The Sonata in A major, Wq. 65/32, was originally composed in 1758 but revised later. It begins with a joyful Allegro, where a mobile, flexible upper voice trills above a simple bass before ending in a cadenza. The contrasting second movement, an Andante con tenerezza in triple time, is full of dotted rhythms and mournful ornamentation, while the final Allegretto returns to the tenor of the opening.

The first movement of the Sonata in G minor, Wq. 70/6, an Allegro moderato, uses tropes more typical of traditional organ music. Its series of suspensions and restless rhythms create an uneasy mood. The second, a harmonically adventurous Adagio in E flat major, is also rather melancholy, despite the overall major mode. It is followed by another Allegro back in G minor, in which the skittish voices trade motifs between the hands.

The Sonata in D major, Wq. 70/5, also calls upon the organ’s sustaining power (inherently superior to any stringed instrument, where the sound immediately begins to die away once a note is struck): the first movement, an Allegro di molto, makes highly effective use of long-held chords and chains of dissonance. An Adagio e mesto follows, now in G minor, then a bright and energetic Allegro.

The opening passage of the Sonata in F major, Wq. 70/3, begins with striking dynamic contrasts, and the movement as a whole is full of dramatic pauses, repeated notes and emphatic chords.

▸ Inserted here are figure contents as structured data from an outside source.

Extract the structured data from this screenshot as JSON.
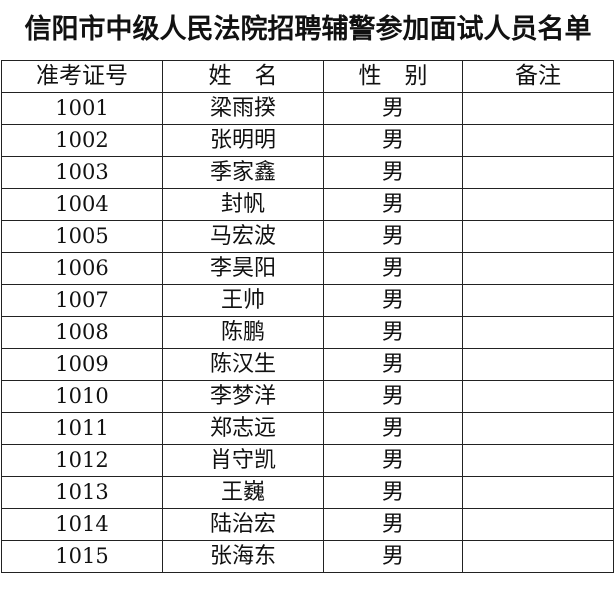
{
  "title": "信阳市中级人民法院招聘辅警参加面试人员名单",
  "headers": [
    "准考证号",
    "姓　名",
    "性　别",
    "备注"
  ],
  "rows": [
    {
      "id": "1001",
      "name": "梁雨揆",
      "gender": "男",
      "note": ""
    },
    {
      "id": "1002",
      "name": "张明明",
      "gender": "男",
      "note": ""
    },
    {
      "id": "1003",
      "name": "季家鑫",
      "gender": "男",
      "note": ""
    },
    {
      "id": "1004",
      "name": "封帆",
      "gender": "男",
      "note": ""
    },
    {
      "id": "1005",
      "name": "马宏波",
      "gender": "男",
      "note": ""
    },
    {
      "id": "1006",
      "name": "李昊阳",
      "gender": "男",
      "note": ""
    },
    {
      "id": "1007",
      "name": "王帅",
      "gender": "男",
      "note": ""
    },
    {
      "id": "1008",
      "name": "陈鹏",
      "gender": "男",
      "note": ""
    },
    {
      "id": "1009",
      "name": "陈汉生",
      "gender": "男",
      "note": ""
    },
    {
      "id": "1010",
      "name": "李梦洋",
      "gender": "男",
      "note": ""
    },
    {
      "id": "1011",
      "name": "郑志远",
      "gender": "男",
      "note": ""
    },
    {
      "id": "1012",
      "name": "肖守凯",
      "gender": "男",
      "note": ""
    },
    {
      "id": "1013",
      "name": "王巍",
      "gender": "男",
      "note": ""
    },
    {
      "id": "1014",
      "name": "陆治宏",
      "gender": "男",
      "note": ""
    },
    {
      "id": "1015",
      "name": "张海东",
      "gender": "男",
      "note": ""
    }
  ]
}
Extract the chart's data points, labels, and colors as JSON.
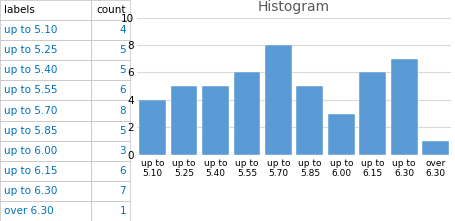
{
  "categories": [
    "up to\n5.10",
    "up to\n5.25",
    "up to\n5.40",
    "up to\n5.55",
    "up to\n5.70",
    "up to\n5.85",
    "up to\n6.00",
    "up to\n6.15",
    "up to\n6.30",
    "over\n6.30"
  ],
  "counts": [
    4,
    5,
    5,
    6,
    8,
    5,
    3,
    6,
    7,
    1
  ],
  "bar_color": "#5B9BD5",
  "title": "Histogram",
  "title_fontsize": 10,
  "ylim": [
    0,
    10
  ],
  "yticks": [
    0,
    2,
    4,
    6,
    8,
    10
  ],
  "tick_fontsize": 7.5,
  "label_fontsize": 6.5,
  "table_labels": [
    "labels",
    "up to 5.10",
    "up to 5.25",
    "up to 5.40",
    "up to 5.55",
    "up to 5.70",
    "up to 5.85",
    "up to 6.00",
    "up to 6.15",
    "up to 6.30",
    "over 6.30"
  ],
  "table_counts": [
    "count",
    4,
    5,
    5,
    6,
    8,
    5,
    3,
    6,
    7,
    1
  ],
  "grid_color": "#D9D9D9",
  "bar_edge_color": "#FFFFFF",
  "figure_bg": "#FFFFFF",
  "plot_bg": "#FFFFFF",
  "table_border_color": "#BFBFBF",
  "table_text_color": "#0070C0",
  "table_header_text_color": "#000000"
}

The C minor Largo is altogether more muted and mournful, using sighing gestures, chromatic bass lines and falling tones. The triple-time Allegretto, by contrast, uses rising sequences and dotted rhythms to produce a light, cheerful affect.

The Sonata in A minor, Wq. 70/4, is another work with a stormy first movement, also featuring wide dynamic and textural contrasts, chromatic movement and rapid figuration. The Adagio that follows has an expressive, highly ornamented melodic line reminiscent—as with so many of C.P.E. Bach’s works—of vocal music, while the closing Allegro returns to the mood of the first movement.

The Sonata in B flat major, Wq. 70/2, begins with a relatively mellow Allegro enlivened by delicate ornamentation in the melodic line. The movement is followed by a stately Arioso in E flat major, which makes good use of held notes, and a bright, quirky Allegro full of insistent repeated chords, syncopation and playful runs.

Ironically, it seems that Anna Amalia did not particularly like Wq. 70—although she was an inveterate collector of scores, only one sonata from the set was included in her library. Her view is not widely shared today, however. Bach may not have been a virtuoso on the pedals, but he was evidently well aware of how to exploit the organ’s capabilities, and his music for the instrument is exquisite: as one contemporary noted in 1755, his playing combined ‘the deepest secrets of art with everything that taste treasures’. The works gathered on this recording, though lesser known than most of his other sonatas, feature many of the lively eccentricities and imaginative melodic decoration that have made his work enduringly popular.